I am setting up an infrastructure on Azure and my tool of choice for the code is Terraform.
To have a nice maintainable code, I decided to use modules. My current structure looks like this:
├── development/
│ ├── main.tf
│ ├── vars.tf
│ ├── outputs.tf
│
├── modules/
│ ├── provider
│ └── resource-group
│ └── eventhub
So, I even put out the provider code into a module. My code looks something like this:
terraform {
backend "azurerm" {}
}
module "provider" {
tenant_id = "${var.tenant_id}"
client_id = "${var.client_id}"
client_secret = "${var.client_secret}"
subscription_id = "${var.subscription_id}"
source = "../modules/provider"
}
module "resource-group" {
source = "../modules/resource-group"
}
module "iothub" {
name = "${module.resource-group.name}"
location = "${module.resource-group.location}"
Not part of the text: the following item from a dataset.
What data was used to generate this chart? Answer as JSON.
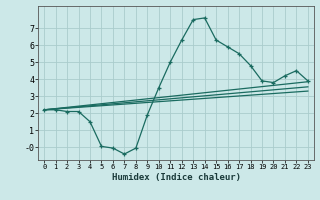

source = "../modules/iothub"
}
But when I run terraform apply
I get the error message of * provider.azurerm: Error validating provider: No valid (unexpired) Azure CLI Auth Tokens found. Please run
az login.
I already fixed this by moving the code from the provider module into the main.tf
file for my development environment. But I am curious why this is happening in the first place. Is the provider resource required in the root module?
Thanks!
It's not possible to pass a provider configuration upwards so while it is possible to define providers in a module you can't then pass that provider configuration to a parent (including the root) or sibling module.
Terraform's own module documentation that you should define all providers at the root level.
I personally achieve this by defining a single provider file per configuration and then symlink this around to every appropriate location meaning I can change configuration in an easier way but there are other approaches as well.
Note that you may occasionally have a good reason for defining a provider directly in a resource. I personally define the postgresql
provider configuration in my Postgresql RDS module that creates an AWS RDS Postgresql instance and then configures users and databases using the PostgreSQL provider, connecting to the dynamic endpoint exposed by the RDS instance on creation.